Est-ce que tu peux essayer sur ce morceau là ? 1489510689 J'avoue que ça vibre mais c'est normal il y a tellement de grave !


----------



## fabricepsb71 (30 Mars 2021)

MrTom a dit:


> Hello,
> 
> Je pense que la surface sur laquelle tu as posé tes homepods est peut être trop sensible ou pas assez lourdes. Mon HomePod ne vibre pas et ne fait pas vibrer outre mesure la musique. Sur quel morceau cela survient-il ? Que je fasse un essai.
> Est-ce que tu peux essayer sur ce morceau là ? 1489510689 J'avoue que ça vibre mais c'est normal il y a tellement de grave !


Salut MrTom
merci pour ton retour
Les deux Homepods sont posés sur mon bureau qui est en fait un plateau épais de 3 cm sur des tréteaux.
Il faudrait que je déplace ailleurs les Homepods pour vérifier si les vibrations persistent.
Le morceau que tu me fais écouter est pour moi une hérésie  c'est le choix de l'artiste mais mettre autant de vibration est un non sens. Insupportable LOL
De mon côté j'entends les vibrations sur le morceau Carmen de Lana Del Rey, par exemple.
J'ai l'impression que dans les productions musicales aujourd'hui on sature certains sons pour flatter les casques audio du type Beats. Après c'est mon avis.
Merci encore


----------



## MrTom (30 Mars 2021)

Hello,


fabricepsb71 a dit:


> Il faudrait que je déplace ailleurs les Homepods pour vérifier si les vibrations persistent.
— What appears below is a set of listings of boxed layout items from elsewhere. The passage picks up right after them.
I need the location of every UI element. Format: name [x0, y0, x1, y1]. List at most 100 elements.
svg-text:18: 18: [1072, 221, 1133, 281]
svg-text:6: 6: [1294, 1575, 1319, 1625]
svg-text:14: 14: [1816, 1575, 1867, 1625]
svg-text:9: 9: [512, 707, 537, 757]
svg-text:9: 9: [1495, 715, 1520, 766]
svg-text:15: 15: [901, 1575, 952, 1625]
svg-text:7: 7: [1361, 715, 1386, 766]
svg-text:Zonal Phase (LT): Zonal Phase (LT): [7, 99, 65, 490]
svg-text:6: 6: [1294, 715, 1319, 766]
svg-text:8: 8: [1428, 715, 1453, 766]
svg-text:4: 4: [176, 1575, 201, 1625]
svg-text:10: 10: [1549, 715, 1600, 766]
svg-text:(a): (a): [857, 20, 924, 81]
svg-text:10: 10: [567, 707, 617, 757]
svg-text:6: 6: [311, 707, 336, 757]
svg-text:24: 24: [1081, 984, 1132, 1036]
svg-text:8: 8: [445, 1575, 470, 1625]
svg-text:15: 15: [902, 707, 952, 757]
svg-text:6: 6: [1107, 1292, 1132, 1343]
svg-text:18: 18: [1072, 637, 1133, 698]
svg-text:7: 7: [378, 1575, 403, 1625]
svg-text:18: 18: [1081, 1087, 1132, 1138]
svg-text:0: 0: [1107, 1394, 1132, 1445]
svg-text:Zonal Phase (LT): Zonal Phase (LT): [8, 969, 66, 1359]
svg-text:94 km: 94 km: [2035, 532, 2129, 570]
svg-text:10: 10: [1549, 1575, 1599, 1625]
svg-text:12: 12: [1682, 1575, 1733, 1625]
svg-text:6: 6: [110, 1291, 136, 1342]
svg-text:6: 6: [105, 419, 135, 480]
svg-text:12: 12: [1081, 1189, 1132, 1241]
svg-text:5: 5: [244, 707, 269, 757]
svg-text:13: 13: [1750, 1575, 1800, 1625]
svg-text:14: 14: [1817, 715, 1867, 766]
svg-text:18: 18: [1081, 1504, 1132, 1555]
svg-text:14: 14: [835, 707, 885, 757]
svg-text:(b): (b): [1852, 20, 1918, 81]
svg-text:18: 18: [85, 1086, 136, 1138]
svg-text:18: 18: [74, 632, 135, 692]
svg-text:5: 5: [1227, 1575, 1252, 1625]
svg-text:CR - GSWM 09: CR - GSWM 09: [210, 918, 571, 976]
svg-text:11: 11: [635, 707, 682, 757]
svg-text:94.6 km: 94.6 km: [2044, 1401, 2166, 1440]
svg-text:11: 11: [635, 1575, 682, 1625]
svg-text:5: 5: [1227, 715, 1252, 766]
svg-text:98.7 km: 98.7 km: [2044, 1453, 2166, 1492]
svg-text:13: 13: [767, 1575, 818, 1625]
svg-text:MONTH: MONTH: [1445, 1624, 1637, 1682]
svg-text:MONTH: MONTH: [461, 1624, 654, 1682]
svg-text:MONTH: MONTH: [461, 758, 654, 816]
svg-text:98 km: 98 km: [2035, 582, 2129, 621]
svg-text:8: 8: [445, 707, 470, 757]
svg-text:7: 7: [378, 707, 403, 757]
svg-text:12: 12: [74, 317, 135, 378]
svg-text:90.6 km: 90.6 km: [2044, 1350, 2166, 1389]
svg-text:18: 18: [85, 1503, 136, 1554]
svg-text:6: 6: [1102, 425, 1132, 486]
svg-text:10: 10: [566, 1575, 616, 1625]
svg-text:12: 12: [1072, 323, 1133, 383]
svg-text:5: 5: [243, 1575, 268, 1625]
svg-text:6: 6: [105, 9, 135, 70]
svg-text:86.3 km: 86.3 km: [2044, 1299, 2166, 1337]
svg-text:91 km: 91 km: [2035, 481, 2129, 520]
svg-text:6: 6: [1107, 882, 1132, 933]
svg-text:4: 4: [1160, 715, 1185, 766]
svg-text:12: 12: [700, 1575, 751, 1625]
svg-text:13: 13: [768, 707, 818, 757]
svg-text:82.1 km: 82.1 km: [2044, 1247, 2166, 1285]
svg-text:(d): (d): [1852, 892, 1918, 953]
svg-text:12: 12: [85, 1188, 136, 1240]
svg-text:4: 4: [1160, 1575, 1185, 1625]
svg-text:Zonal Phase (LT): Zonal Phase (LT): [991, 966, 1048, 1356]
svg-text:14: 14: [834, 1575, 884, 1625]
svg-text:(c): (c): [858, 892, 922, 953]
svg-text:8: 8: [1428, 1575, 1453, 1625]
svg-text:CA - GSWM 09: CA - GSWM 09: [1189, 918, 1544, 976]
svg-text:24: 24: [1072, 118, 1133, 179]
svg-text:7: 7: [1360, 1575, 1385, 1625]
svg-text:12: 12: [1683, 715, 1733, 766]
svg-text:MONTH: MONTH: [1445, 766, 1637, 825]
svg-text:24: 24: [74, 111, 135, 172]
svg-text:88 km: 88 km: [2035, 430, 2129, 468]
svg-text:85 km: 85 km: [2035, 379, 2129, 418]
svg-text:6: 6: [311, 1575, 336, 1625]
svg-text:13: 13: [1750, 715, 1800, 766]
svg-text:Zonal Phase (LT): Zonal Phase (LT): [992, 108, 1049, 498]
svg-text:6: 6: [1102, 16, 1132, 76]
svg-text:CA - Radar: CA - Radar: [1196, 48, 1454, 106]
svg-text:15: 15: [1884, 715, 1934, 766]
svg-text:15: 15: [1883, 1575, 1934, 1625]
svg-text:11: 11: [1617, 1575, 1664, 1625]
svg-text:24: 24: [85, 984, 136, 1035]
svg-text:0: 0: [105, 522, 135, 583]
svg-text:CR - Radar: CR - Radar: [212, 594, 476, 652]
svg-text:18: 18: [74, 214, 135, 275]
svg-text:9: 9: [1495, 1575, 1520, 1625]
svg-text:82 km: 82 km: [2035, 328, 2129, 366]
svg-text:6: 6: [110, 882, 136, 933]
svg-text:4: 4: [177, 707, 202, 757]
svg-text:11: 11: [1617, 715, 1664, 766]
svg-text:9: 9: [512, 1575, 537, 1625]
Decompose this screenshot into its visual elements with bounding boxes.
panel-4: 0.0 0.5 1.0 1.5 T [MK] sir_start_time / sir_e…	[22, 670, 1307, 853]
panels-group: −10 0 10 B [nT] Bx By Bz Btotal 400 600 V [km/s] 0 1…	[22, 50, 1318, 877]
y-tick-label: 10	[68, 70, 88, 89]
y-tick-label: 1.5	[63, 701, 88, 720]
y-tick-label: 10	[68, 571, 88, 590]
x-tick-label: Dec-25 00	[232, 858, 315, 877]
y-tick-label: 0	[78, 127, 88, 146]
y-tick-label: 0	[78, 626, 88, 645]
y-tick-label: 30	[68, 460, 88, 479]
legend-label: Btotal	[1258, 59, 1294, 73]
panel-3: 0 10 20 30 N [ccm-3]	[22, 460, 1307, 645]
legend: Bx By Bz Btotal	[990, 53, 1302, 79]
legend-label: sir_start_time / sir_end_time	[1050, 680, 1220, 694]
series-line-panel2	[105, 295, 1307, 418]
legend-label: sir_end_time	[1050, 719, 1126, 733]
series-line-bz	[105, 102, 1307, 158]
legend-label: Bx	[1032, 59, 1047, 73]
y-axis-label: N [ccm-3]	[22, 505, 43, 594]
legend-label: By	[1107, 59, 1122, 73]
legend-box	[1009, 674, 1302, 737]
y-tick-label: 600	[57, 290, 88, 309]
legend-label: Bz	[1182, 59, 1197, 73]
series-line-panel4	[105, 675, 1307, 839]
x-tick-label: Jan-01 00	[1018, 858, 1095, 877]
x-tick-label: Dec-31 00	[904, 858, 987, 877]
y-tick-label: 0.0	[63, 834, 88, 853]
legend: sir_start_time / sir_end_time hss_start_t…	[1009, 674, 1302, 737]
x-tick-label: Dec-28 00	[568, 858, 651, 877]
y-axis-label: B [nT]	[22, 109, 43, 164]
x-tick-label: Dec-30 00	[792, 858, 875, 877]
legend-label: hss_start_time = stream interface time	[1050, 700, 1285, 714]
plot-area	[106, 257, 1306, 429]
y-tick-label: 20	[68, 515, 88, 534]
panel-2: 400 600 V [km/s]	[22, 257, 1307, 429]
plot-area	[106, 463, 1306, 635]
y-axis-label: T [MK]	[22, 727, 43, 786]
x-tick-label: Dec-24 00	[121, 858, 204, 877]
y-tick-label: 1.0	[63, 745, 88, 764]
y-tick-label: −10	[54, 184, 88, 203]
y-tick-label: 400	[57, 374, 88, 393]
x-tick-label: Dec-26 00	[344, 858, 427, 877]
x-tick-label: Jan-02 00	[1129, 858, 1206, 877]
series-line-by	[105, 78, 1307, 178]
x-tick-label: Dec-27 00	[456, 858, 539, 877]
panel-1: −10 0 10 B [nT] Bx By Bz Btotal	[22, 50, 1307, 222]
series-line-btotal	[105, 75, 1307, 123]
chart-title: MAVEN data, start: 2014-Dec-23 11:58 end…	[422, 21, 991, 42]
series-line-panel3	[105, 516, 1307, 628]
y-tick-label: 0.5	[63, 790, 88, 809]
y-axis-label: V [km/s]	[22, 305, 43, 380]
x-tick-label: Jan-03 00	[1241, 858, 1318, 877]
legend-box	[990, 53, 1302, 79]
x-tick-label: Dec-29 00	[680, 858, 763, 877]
Cela pourrait être un test intéressant !


fabricepsb71 a dit:


> De mon côté j'entends les vibrations sur le morceau Carmen de Lana Del Rey, par exemple.


Je teste asap 

EDIT : tout est normal de mon coté avec ce morceau là.


----------



## tiloulou (6 Avril 2021)

fabricepsb71 a dit:


> Bonjour
> 
> je viens d'acheter deux Homepod qui fonctionnent en stéréo.
> Question qualité sonore, ce n'est pas  mal mais par contre, sur certains morceaux, j'entends une sorte de vibration desagréable tout le long du dit morceau.
> ...


Bonjour, 
Moi, ça me le fait avec mes nouveaux écouteurs sur certaines musiques, c'est la marque boulanger et j'en suis moyennement convaincue. Il faudrait peut-être aller voir le service après vente pour leur exposer leur problème ?


----------



## fabricepsb71 (10 Avril 2021)

MrTom a dit:


> Hello,
> 
> Cela pourrait être un test intéressant !
> 
> ...


je n'ai pas déplacé mes HomePod mais je pense que le problème est l'immeuble dans lequel je vis. Un vieille immeuble de 50 ans en béton de l'époque où l'isolation phonique est loin d'être formidable 
Quand mon voisin du dessus mes ses Bose en marche, j'entends plus les vibrations que la musique qu'il écoute chez lui.


----------